Once you have chosen the plot’s location, measure it, and make a diagram of it on a sheet of paper, mapping in where each crop will go. You can use a simple scale: 1 inch per foot, for example. Allow for walkways between groups of rows. In this way you can plan a garden that will produce crops all summer long.
- Size requirements: Do not try to crowd plants into less space than they require. Squashes and melons often sprawl, but radishes need very little space. Corn grows tall, as do asparagus and pole beans. Make sure they do not shade other plants. Brussels sprouts and cabbage need plenty of room.
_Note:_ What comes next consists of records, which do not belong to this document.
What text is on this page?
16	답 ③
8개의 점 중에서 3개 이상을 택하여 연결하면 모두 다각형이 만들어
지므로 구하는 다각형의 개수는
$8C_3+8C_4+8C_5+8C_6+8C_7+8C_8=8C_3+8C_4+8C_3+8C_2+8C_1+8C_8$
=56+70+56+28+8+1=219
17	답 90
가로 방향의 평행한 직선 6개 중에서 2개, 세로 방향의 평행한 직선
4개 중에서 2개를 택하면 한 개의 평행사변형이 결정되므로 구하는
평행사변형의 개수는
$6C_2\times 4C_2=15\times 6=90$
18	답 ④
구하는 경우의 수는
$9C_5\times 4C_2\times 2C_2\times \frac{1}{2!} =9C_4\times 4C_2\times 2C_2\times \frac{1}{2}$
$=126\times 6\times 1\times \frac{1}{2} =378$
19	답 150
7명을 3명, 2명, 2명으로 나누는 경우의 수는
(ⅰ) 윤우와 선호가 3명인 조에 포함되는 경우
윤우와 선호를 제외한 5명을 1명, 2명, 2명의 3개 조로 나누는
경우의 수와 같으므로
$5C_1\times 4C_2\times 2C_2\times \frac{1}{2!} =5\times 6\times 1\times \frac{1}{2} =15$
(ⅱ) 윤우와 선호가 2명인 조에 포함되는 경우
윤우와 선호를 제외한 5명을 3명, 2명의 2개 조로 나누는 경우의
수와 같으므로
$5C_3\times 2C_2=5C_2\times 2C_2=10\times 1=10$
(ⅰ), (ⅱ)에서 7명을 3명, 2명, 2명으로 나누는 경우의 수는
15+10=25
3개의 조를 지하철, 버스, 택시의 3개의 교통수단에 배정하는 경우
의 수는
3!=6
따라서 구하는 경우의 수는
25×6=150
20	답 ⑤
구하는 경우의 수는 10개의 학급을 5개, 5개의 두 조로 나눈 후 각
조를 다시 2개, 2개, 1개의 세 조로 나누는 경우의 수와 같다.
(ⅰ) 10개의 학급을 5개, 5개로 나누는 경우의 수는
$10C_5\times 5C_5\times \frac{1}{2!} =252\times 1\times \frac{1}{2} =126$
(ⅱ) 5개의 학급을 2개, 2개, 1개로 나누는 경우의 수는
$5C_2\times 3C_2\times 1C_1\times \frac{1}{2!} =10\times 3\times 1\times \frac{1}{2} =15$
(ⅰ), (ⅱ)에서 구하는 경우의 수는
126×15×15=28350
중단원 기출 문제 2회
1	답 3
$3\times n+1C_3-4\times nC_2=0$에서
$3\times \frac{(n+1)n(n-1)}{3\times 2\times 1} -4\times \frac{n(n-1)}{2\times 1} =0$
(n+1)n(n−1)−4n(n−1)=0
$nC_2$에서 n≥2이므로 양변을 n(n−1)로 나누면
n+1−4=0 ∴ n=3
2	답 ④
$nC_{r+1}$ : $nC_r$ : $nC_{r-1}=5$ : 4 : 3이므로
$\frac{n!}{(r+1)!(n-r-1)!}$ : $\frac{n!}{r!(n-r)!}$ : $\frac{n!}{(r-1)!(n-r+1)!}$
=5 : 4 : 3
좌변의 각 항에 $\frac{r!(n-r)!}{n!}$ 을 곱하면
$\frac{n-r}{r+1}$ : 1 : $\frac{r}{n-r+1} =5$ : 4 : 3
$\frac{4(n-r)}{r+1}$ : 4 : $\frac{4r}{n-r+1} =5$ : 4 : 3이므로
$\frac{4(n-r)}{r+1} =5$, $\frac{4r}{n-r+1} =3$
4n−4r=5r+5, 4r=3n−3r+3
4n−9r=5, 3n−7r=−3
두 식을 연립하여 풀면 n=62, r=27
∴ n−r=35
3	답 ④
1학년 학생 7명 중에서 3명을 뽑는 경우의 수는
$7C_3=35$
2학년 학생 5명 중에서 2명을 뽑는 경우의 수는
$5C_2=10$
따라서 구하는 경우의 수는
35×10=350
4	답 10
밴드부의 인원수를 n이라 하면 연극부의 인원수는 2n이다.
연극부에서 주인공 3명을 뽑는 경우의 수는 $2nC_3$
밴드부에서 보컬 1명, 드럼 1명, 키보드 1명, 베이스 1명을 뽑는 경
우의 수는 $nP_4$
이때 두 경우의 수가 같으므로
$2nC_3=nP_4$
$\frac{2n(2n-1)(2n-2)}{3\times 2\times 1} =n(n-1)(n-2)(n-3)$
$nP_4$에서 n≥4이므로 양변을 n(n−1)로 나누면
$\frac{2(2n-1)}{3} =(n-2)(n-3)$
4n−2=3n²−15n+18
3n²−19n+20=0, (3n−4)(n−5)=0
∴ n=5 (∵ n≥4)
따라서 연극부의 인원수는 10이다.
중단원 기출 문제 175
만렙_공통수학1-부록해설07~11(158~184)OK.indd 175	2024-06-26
- Time to harvest: Leaf lettuce can be picked in a matter of a few weeks, beets in about eight weeks, carrots in less than three months. These and other fast-maturing crops can succeed one another in the same soil: lettuce can be planted several times during the season; carrots or beets can be raised where peas once flourished; early carrots can be followed by fall spinach, lettuce by beans. Such “succession plantings” will give you several harvests from the same patch of soil.
Certain crops are planted only once because they need the whole summer to mature. Tomatoes, eggplants, and winter squashes need up to three months to ripen. They also require plenty of nutrients and ample space. Allot them a large, sunny area.
- Sunlight: Spinach and lettuce will grow well in partially shaded spots or between rows of such taller crops as broccoli or Brussels sprouts.
- Interplanting: Fast-maturing vegetables-leaf lettuce, mustard greens, or spinach-may be planted among the seedlings of slow-growing vegetables, such as peppers, eggplants, or tomatoes. Radishes are often planted in the rows of slower-growing carrots or parsley. They sprout quickly, and can be picked and eaten while the other vegetables are still small.
- Perennials: Rhubarb, asparagus, and strawberries need considerable space. Rhubarb and asparagus will not produce a crop until, at the earliest, two years after planting.
- Harvest yields: A long row of lettuce planted all at once will produce more salad than you can possibly eat. It is more practical to plant short rows of fast-maturing crops and to make succession plantings at two- or three-week intervals. If you have storage space, plant more winter squashes, onions, and potatoes. If you have a freezer, grow more Brussels sprouts, carrots, beets, and okra. For home canning, raise extra tomato plants.
- Planting times: Peas and spinach require cool spring weather. Tomatoes cannot be put out until it is certain that there will be no more frost.
Keep Your Gardening Growing: Plant From Spring to Fall
Early Spring: Plant as soon as the ground can be worked.
Plants: Broccoli, Cabbage, Fava Beans, Leeks, and Onion
Seeds: Endive, Lettuce, Onion sets, Pea, Radish, Spinach and Turnip Midspring: Plant two weeks before the average last frost date.
Plant one week later:
Seeds: Beet, Carrot, Onion sets, Parsnip, and Chard
Plant one week later:
Seeds: Bean, Corn and Early potatoes
Early Summer: Plant when soil and sun are warm.
Plants: Eggplant, Pepper and Tomatoes
Seeds: Cucumber, Melon, Lima Bean, Okra, Pumpkin, Squash and Winter potatoes
Midsummer to Fall: Plant in late June.
Seeds: Beet, Broccoli, Cabbage, Carro, Cauliflower, Lettuce and Radish
Plant in early August:
Plants: Broccoli*, Cabbage* and Cauliflower*
Seeds: Lettuce, Spinach and Turnip
Plant 10 weeks before first killing frost:
Seeds: Beets and Carrot
* Plants are set out later than seeds are sown because hot weather is not favorable to good growth.